Reports have already surfaced on the Internet of Russian contract soldiers refusing to fight in Syria.
Meanwhile, the number of Russians now living below the poverty line is increasing in tandem with the number of Russian air strikes in Syria. Deputy Prime Minister Olga Golodets acknowledged that since the beginning of the year, the number of poor has increased by 3.1 million people to a total of 22.9 million. That is more than one in every five adult Russians. The steady negative trends in the national economy, federal budget, investment and household incomes will force even more Russians into poverty in the months ahead.
Moscow is financing its military buildup and operations through cuts to the already woefully underfunded sectors of education, health care and infrastructure. Many Russian municipalities have simply run out of money and cannot provide even the most basic social services.
For example, in the Siberian region of Altai, local utilities companies cited outstanding payments from the city and, on Sept. 29, refused to turn on their boilers to provide heat to dozens of public buildings, including schools and kindergartens. Governor Alexander Karlin proposed lowering the thermostats in schools and kindergartens on weekends and holidays as a cost-saving measure.

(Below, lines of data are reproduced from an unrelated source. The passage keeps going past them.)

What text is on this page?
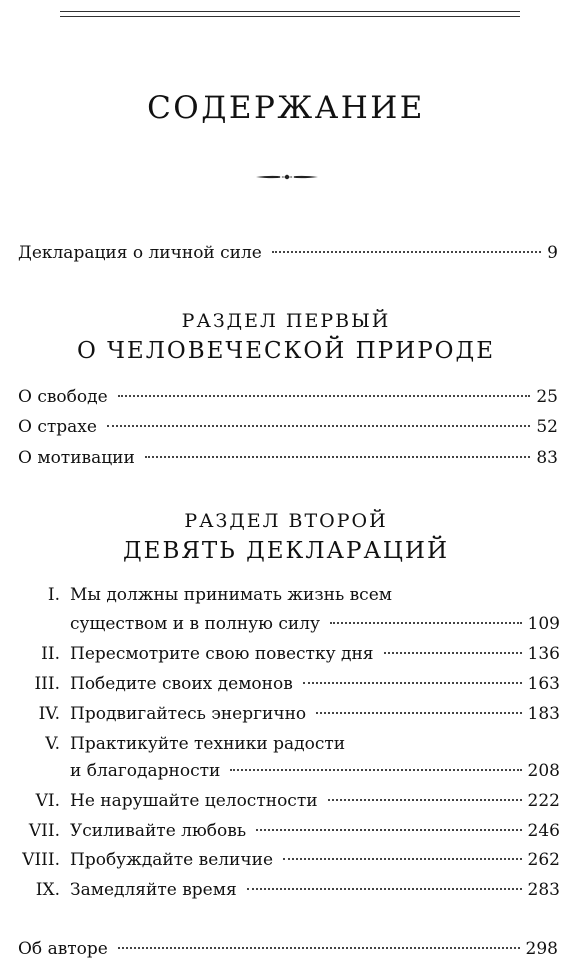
СОДЕРЖАНИЕ
Декларация о личной силе	9
РАЗДЕЛ ПЕРВЫЙ
О ЧЕЛОВЕЧЕСКОЙ ПРИРОДЕ
О свободе	25
О страхе	52
О мотивации	83
РАЗДЕЛ ВТОРОЙ
ДЕВЯТЬ ДЕКЛАРАЦИЙ
I. Мы должны принимать жизнь всем
существом и в полную силу	109
II. Пересмотрите свою повестку дня	136
III. Победите своих демонов	163
IV. Продвигайтесь энергично	183
V. Практикуйте техники радости
и благодарности	208
VI. Не нарушайте целостности	222
VII. Усиливайте любовь	246
VIII. Пробуждайте величие	262
IX. Замедляйте время	283
Об авторе	298
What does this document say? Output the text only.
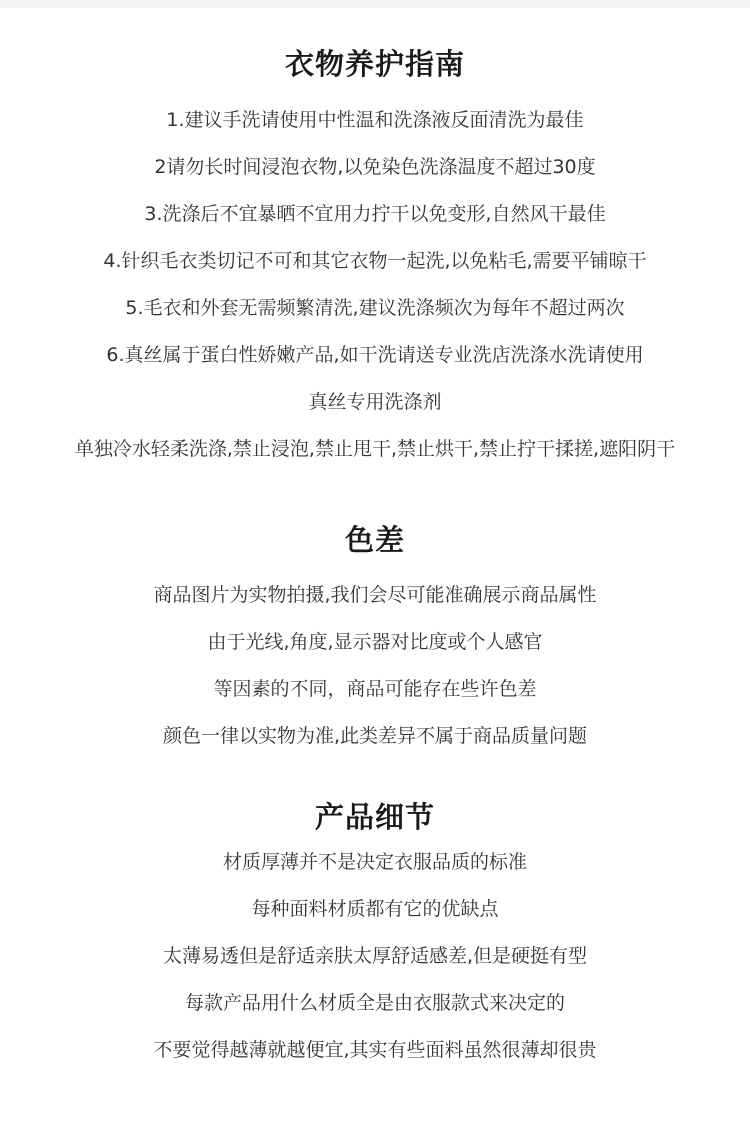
衣物养护指南
1.建议手洗请使用中性温和洗涤液反面清洗为最佳
2请勿长时间浸泡衣物,以免染色洗涤温度不超过30度
3.洗涤后不宜暴晒不宜用力拧干以免变形,自然风干最佳
4.针织毛衣类切记不可和其它衣物一起洗,以免粘毛,需要平铺晾干
5.毛衣和外套无需频繁清洗,建议洗涤频次为每年不超过两次
6.真丝属于蛋白性娇嫩产品,如干洗请送专业洗店洗涤水洗请使用
真丝专用洗涤剂
单独冷水轻柔洗涤,禁止浸泡,禁止甩干,禁止烘干,禁止拧干揉搓,遮阳阴干
色差
商品图片为实物拍摄,我们会尽可能准确展示商品属性
由于光线,角度,显示器对比度或个人感官
等因素的不同，商品可能存在些许色差
颜色一律以实物为准,此类差异不属于商品质量问题
产品细节
材质厚薄并不是决定衣服品质的标准
每种面料材质都有它的优缺点
太薄易透但是舒适亲肤太厚舒适感差,但是硬挺有型
每款产品用什么材质全是由衣服款式来决定的
不要觉得越薄就越便宜,其实有些面料虽然很薄却很贵
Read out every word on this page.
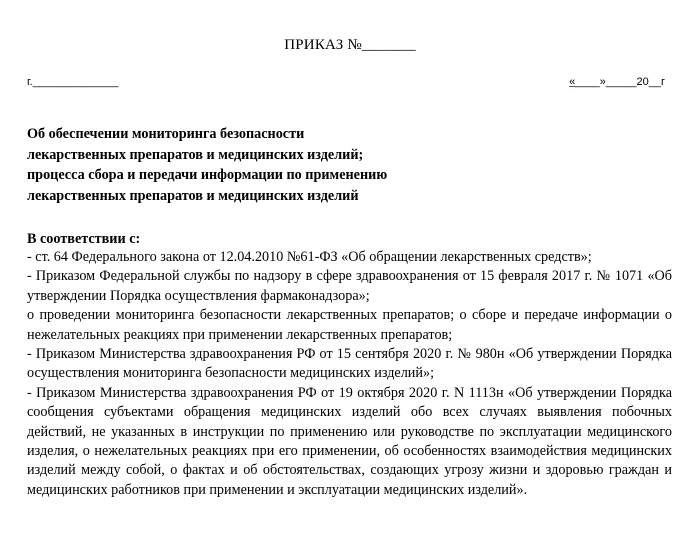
ПРИКАЗ №_______
г.______________	«____»_____20__г
Об обеспечении мониторинга безопасности
лекарственных препаратов и медицинских изделий;
процесса сбора и передачи информации по применению
лекарственных препаратов и медицинских изделий
В соответствии с:

- ст. 64 Федерального закона от 12.04.2010 №61-ФЗ «Об обращении лекарственных средств»;

- Приказом Федеральной службы по надзору в сфере здравоохранения от 15 февраля 2017 г. № 1071 «Об утверждении Порядка осуществления фармаконадзора»;

о проведении мониторинга безопасности лекарственных препаратов; о сборе и передаче информации о нежелательных реакциях при применении лекарственных препаратов;

- Приказом Министерства здравоохранения РФ от 15 сентября 2020 г. № 980н «Об утверждении Порядка осуществления мониторинга безопасности медицинских изделий»;

- Приказом Министерства здравоохранения РФ от 19 октября 2020 г. N 1113н «Об утверждении Порядка сообщения субъектами обращения медицинских изделий обо всех случаях выявления побочных действий, не указанных в инструкции по применению или руководстве по эксплуатации медицинского изделия, о нежелательных реакциях при его применении, об особенностях взаимодействия медицинских изделий между собой, о фактах и об обстоятельствах, создающих угрозу жизни и здоровью граждан и медицинских работников при применении и эксплуатации медицинских изделий».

According to the Russian Presidential Academy of National Economy and Public Administration (RANEPA), 25 Russian regions cut spending on education and 11 made cuts to health care in the first half of 2015. Across the country, the authorities are implementing a policy of "optimization" — that is, reducing the number of schools, hospitals, teachers and doctors.
Against the backdrop of high inflation, officials are preparing to stop indexing pensions to inflation and, for the third year in a row, want to declare a moratorium on the funded component of pensions — that is, to draw on money set aside for future retirees in order to fund current budgetary expenditures as government coffers continue to shrink.
All social surveys indicate that uneasiness in society is growing, and RANEPA reports that 70 percent of the residents in large cities are already feeling the effects of the crisis.
Like the war in Afghanistan, the war in Syria cannot be popular with the Russian people. Putin is overstretching his imperial ambitions even as the national economy continues to decline. The country's foreign agenda is increasingly in conflict with the situation at home. If, one year from now, the opposition loudly calls out — "Has the country run out of poor people?" — it will succeed.
Vladimir Ryzhkov, a State Duma deputy from 1993 to 2007, is a political analyst.